Я порадовался за него и тут же загрустил:

— Костик, а как же деньги?

— Успокойся, Боря, я же не дурак, я тем лохам куклы свои старые сбагрил. Сто лет как в машине валяются!

На этих словах Костик щёлкнул крышкой бардачка, и я увидел неровные пачки денег, отсортированные по номиналу, перетянутые резинками заботливой манюниной рукой.

Костик закрыл бардачок, и я с облегчением вздохнул.

Из темноты парадного входа выскользнул Томер. Он был умыт и одет как денди. В руках держал дорожную сумку. По пути к нам он как бы ненароком нагнулся над спящими, что-то дёрнул и, пританцовывая, подошёл к нам. Мне на колени упал тяжёлый свёрток. Томер хлопнул дверью.

— Поехали, Костик, пожалуйста.

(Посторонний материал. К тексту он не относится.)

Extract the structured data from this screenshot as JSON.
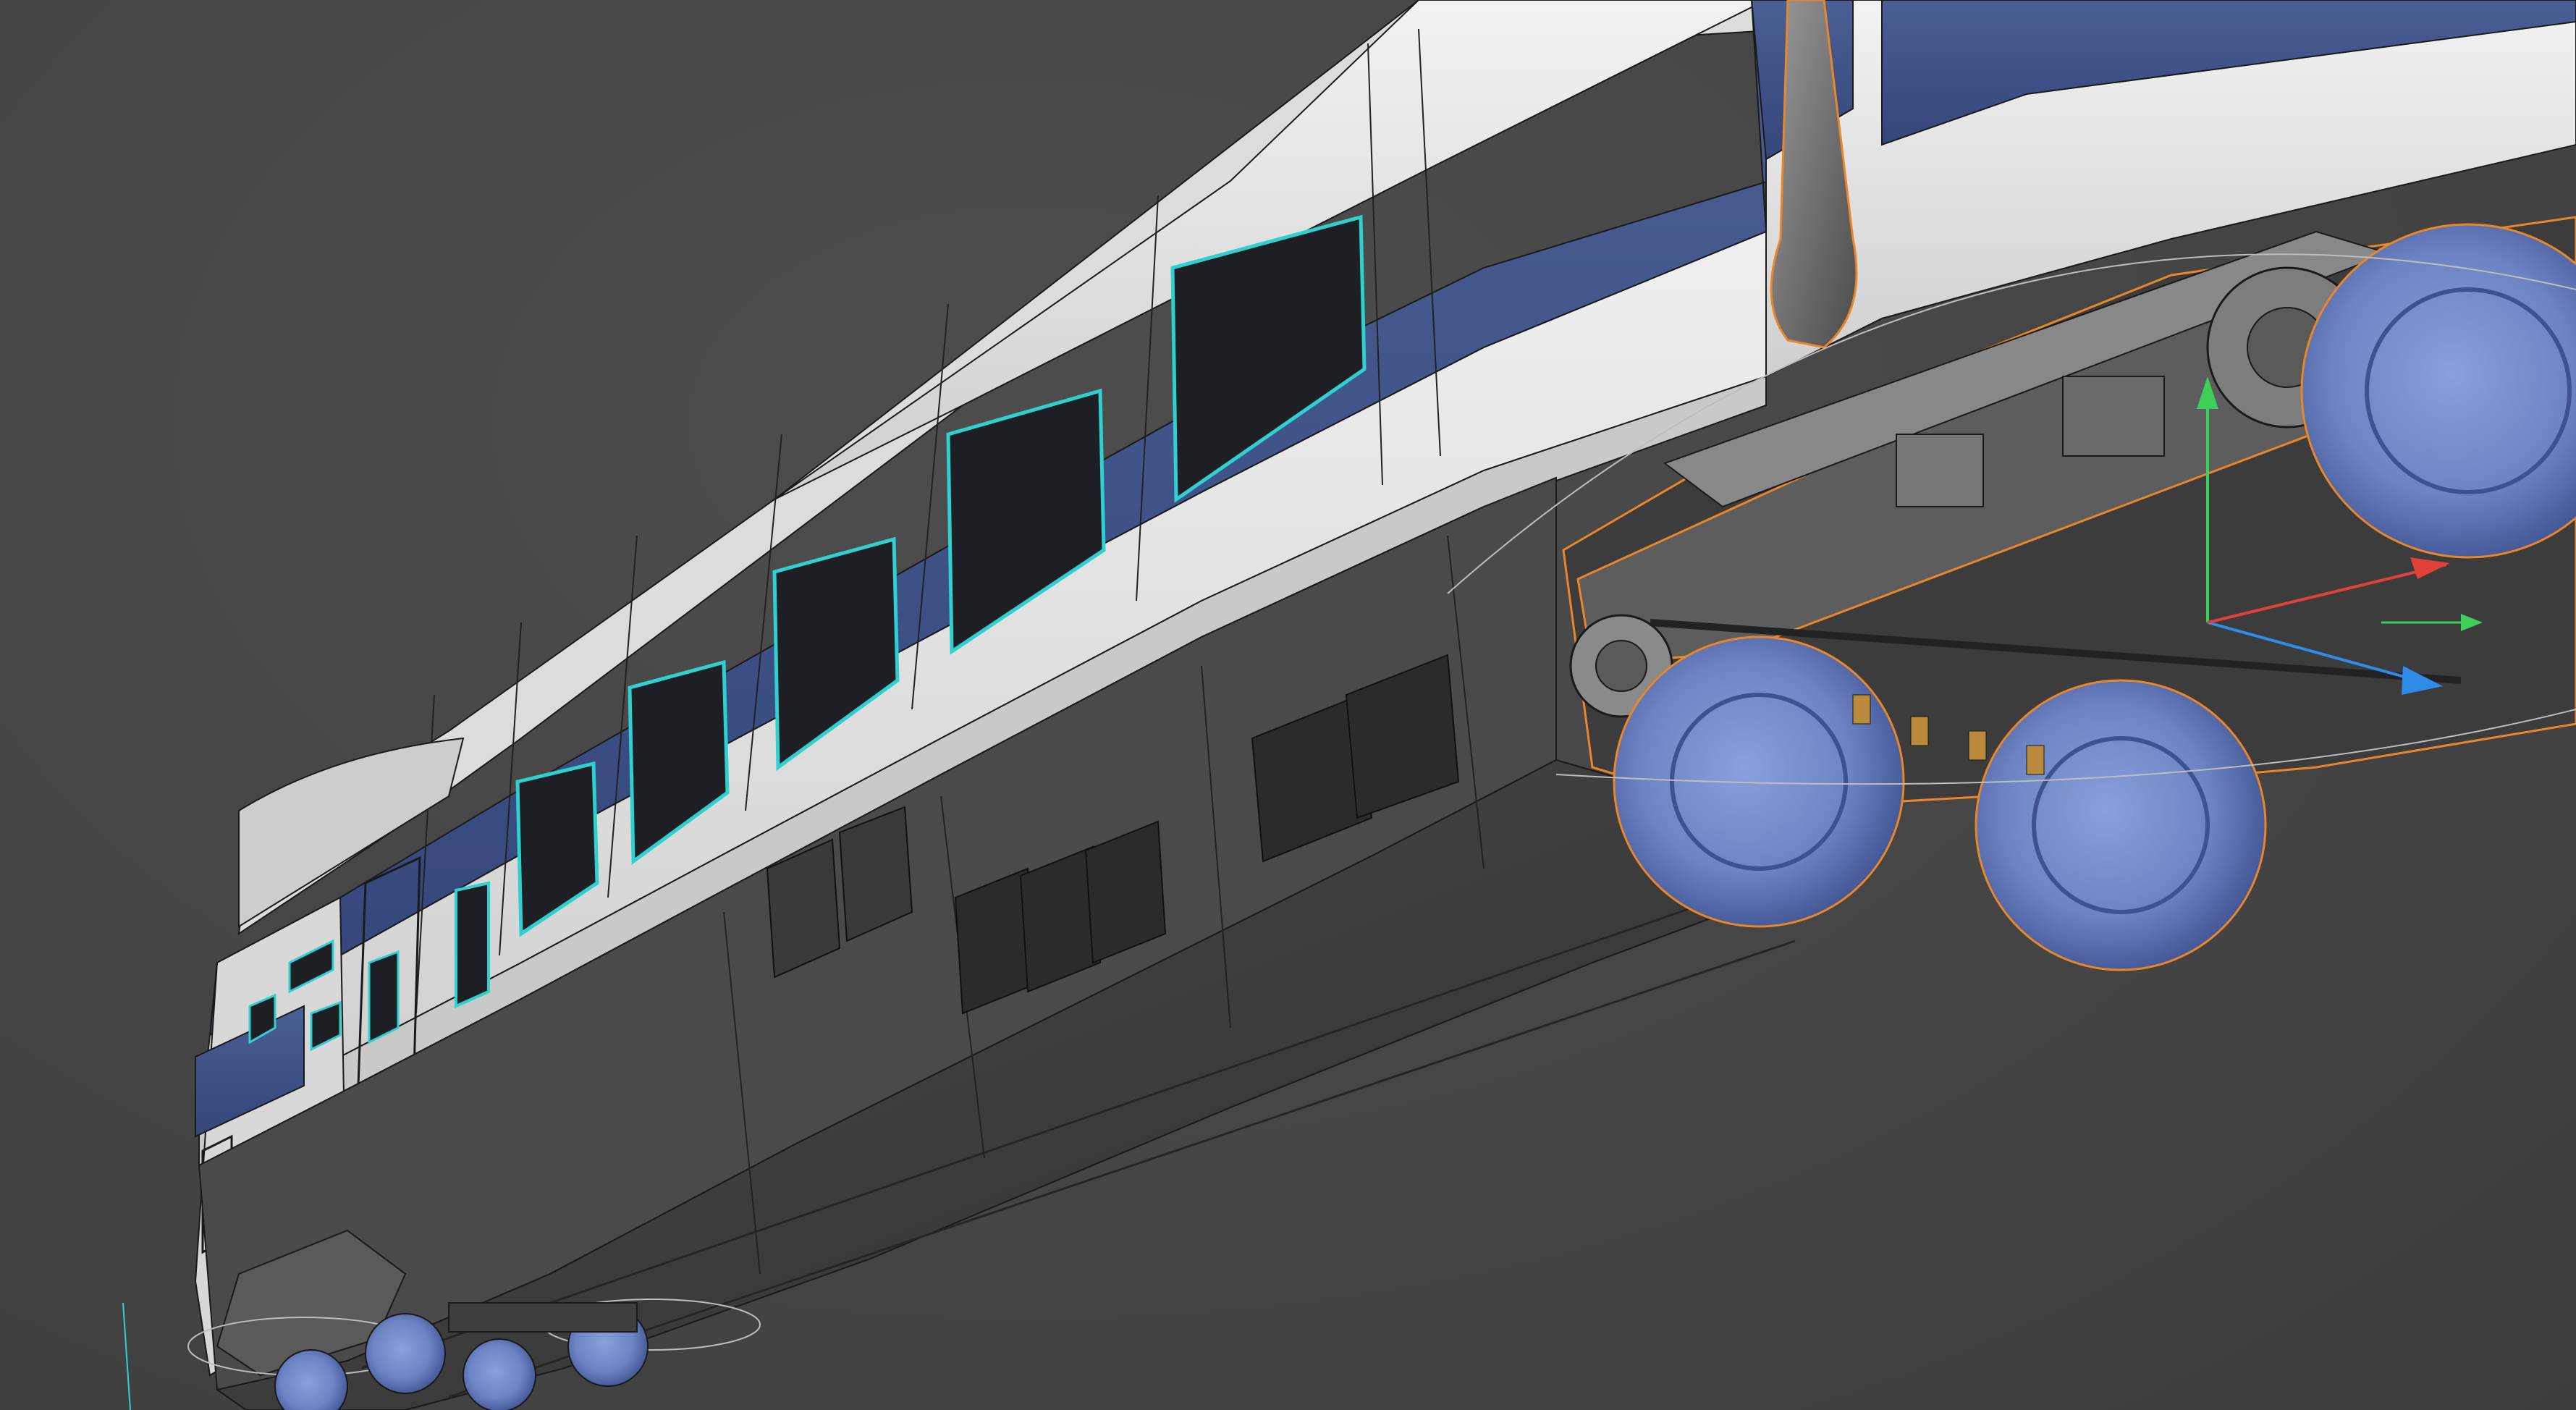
{
  "viewport": {
    "background_color": "#474747",
    "model": "passenger-railcar-with-bogies",
    "view": "low-angle-perspective",
    "selected_object": "rear-bogie",
    "selection_outline_color": "#e8862a"
  },
  "colors": {
    "body_white": "#e6e6e6",
    "livery_blue": "#3f5486",
    "window_glass": "#1d1f24",
    "window_edge": "#2fd0d0",
    "underframe": "#3a3a3a",
    "wheel_blue": "#6f86c6",
    "gizmo_x": "#e0403a",
    "gizmo_y": "#3ccf5a",
    "gizmo_z": "#2f8be8"
  },
  "gizmo": {
    "axes": [
      "x",
      "y",
      "z"
    ],
    "x_icon": "x-axis-arrow-icon",
    "y_icon": "y-axis-arrow-icon",
    "z_icon": "z-axis-arrow-icon"
  }
}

Я в полицию позвонил, и они скоро будут, мне тут задерживаться нет смысла.

Со стороны парка послышался звук сирены, потом он смолк. Я смотрел в зеркало заднего вида, я смотрел на Томера, а Томер смотрел на то, что происходило позади нас.

К машине подошли два человека в обычной одежде, постучали по дверям. В маленьком зеркальце я видел, как встрепенулись спящие, как пытались дать дёру, как завязалась небольшая потасовка, со стороны подоспели ещё пара человек в джинсах, и не успели мы свернуть за угол, оба бандита лежали на дороге, лицом кто вниз, кто в сторону.

— Опера, блин, как овчарки, быстрые, чтоб их, — проговорил Томер сквозь зубы и усмехнулся довольный.

— Тебя куда сейчас?

— В аэропорт, пожалуйста, нельзя мне здесь, найдут, вас тоже.

— А деньги? — спросил я, Костик громко кашлянул.

— Есть у меня маленькая заначка, не 20 штук, конечно, но на первое время хватит.


07:00

Мы ехали по утренней набережной. У меня на коленях лежала аккуратная пачка денег, обёртка слепила глаза праздничными шариками и медвежатами. Кусок бумаги от денег Манюни, которые мы вернули немногим ранее, валялся у меня в ногах — сердечки и синие розочки.

— Так что будем делать с дивидендом? — спросил я водителя и подбросил в руках пачку. На глаз в ней было намного больше двадцати тысяч. Костик лукаво улыбнулся.

— Поедем в клинику, заберём огромного собакевича, а там видно будет.

Мы ещё немного помолчали.

— А может, откроем приют для собак или займемся каким-нибудь другим бесполезным рейнджерством?

Костик посмотрел на меня одобряюще.

— Ты, я и собакевич?

— Ты, я и собакевич.

Сигарета

Было очень странно видеть её. Не иначе как кто-то зло подшутил и назначил здесь встречу. Она не суетилась, не спрашивала «вы не подскажете, где…», всё было написано на фасаде: корпус Мехико, факультет искусств имени таких-то. И они, эти искусства, высыпали ей навстречу пёстрой толпой, рассыпались по площади перед корпусом, расселись на лужайках, нанизались воробьиными стаями на низких ступенях. Закурили, защебетали. От такого напора она ещё больше съёжилась и забилась в угол со скамейками, под трёхметровой статуей индейского божества. Поначалу села на самое крайнее сиденье, под идолом, но потом передвинулась поближе к центру. Несколько молодых людей сорвались с мест, и удобный угол остался незанятым: четыре на четыре металлических кресла и низкий столик между ними. Пусто. Только она и огромный, жуткий, неуклюжий рюкзак.